Carving Yorkshire Dialect Words


Carving letters in stone

Actually it is a house name – but the word has its origin in Old Norse.  I’m carving Old Hall Laithe, for Kilnsey Park Estate.

The word Laithe means ‘a dwelling with other farm buildings, including a barn, as a single structural unit, with separate entrances for human and livestock areas’ – or has come to simply mean a granary, or barn.

The Laithe house is an example of vernacular architecture of upland West Yorkshire and the Yorkshire Dales, typical of farmsteads.  It is a dual purpose dwelling, being house and agricultural building built in one range.  It was a convenient and compact smallholding for tenant farmers, and is particularly associated with textile manufacture.  Different ways of building were introduced as textile work moved away from being a home industry.

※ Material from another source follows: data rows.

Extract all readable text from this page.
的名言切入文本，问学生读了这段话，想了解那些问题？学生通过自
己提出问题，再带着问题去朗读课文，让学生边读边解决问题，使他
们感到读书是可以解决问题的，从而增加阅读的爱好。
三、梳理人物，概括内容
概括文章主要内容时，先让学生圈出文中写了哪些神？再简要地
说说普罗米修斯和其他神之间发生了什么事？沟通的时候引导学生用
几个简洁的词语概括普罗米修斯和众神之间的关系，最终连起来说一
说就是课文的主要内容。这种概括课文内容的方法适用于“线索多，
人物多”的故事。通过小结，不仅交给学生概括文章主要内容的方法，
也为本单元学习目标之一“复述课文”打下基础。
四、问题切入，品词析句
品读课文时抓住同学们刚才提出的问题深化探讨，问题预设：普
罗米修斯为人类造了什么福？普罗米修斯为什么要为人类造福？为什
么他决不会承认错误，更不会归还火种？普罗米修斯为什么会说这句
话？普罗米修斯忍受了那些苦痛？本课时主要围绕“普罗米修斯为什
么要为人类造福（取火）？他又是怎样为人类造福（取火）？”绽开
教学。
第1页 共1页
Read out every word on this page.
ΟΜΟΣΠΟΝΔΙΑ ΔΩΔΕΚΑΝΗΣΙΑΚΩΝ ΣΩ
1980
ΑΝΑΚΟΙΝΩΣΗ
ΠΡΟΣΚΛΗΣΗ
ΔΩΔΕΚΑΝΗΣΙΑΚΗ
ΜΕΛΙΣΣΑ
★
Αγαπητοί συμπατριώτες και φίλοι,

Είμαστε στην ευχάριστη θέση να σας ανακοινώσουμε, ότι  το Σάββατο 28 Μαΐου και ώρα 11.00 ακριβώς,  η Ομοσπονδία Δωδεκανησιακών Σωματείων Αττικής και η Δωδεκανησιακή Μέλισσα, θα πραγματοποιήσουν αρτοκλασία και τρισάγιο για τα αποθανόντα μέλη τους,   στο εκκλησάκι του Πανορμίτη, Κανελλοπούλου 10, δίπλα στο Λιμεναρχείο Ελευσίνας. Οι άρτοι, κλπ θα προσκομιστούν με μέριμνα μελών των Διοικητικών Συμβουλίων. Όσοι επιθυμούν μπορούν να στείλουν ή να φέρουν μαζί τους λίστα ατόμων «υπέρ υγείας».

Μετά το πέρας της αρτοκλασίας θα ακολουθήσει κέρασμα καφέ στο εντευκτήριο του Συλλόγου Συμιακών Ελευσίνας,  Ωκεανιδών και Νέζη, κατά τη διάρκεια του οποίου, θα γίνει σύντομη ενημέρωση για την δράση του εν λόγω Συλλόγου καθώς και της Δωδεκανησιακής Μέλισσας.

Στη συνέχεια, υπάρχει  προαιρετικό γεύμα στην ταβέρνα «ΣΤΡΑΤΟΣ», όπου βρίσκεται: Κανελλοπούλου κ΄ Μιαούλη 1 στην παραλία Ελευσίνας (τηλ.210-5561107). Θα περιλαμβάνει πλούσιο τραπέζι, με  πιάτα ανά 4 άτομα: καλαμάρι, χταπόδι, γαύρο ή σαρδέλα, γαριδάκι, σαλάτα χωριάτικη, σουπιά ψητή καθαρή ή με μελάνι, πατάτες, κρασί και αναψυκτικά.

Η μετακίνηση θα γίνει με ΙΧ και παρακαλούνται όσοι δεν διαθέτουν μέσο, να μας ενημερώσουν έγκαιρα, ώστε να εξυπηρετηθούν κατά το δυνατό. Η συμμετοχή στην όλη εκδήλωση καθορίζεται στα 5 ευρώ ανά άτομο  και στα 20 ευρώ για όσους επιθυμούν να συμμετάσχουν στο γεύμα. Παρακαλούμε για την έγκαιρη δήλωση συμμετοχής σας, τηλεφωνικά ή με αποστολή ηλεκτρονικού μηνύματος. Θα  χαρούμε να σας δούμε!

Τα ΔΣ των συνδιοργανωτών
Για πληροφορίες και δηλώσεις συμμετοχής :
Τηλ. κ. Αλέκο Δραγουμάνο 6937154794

It is quite possible that the origins of the laithe house can be found in the longhouse tradition.

Lettercutting in stone

The letters are being carved on an old stone roofing tile, from part of the old farmstead that was the laithe house,  now rebuilt.

It is so lovely to see the re-emergence of the old word in a new house name, and recognising the style of the building and the Yorkshire word given to it.

The carved stone will be built into a dry stone wall, which the wallers are working on right now, so I’d better get back to finish this stone so I’m ready in time for them.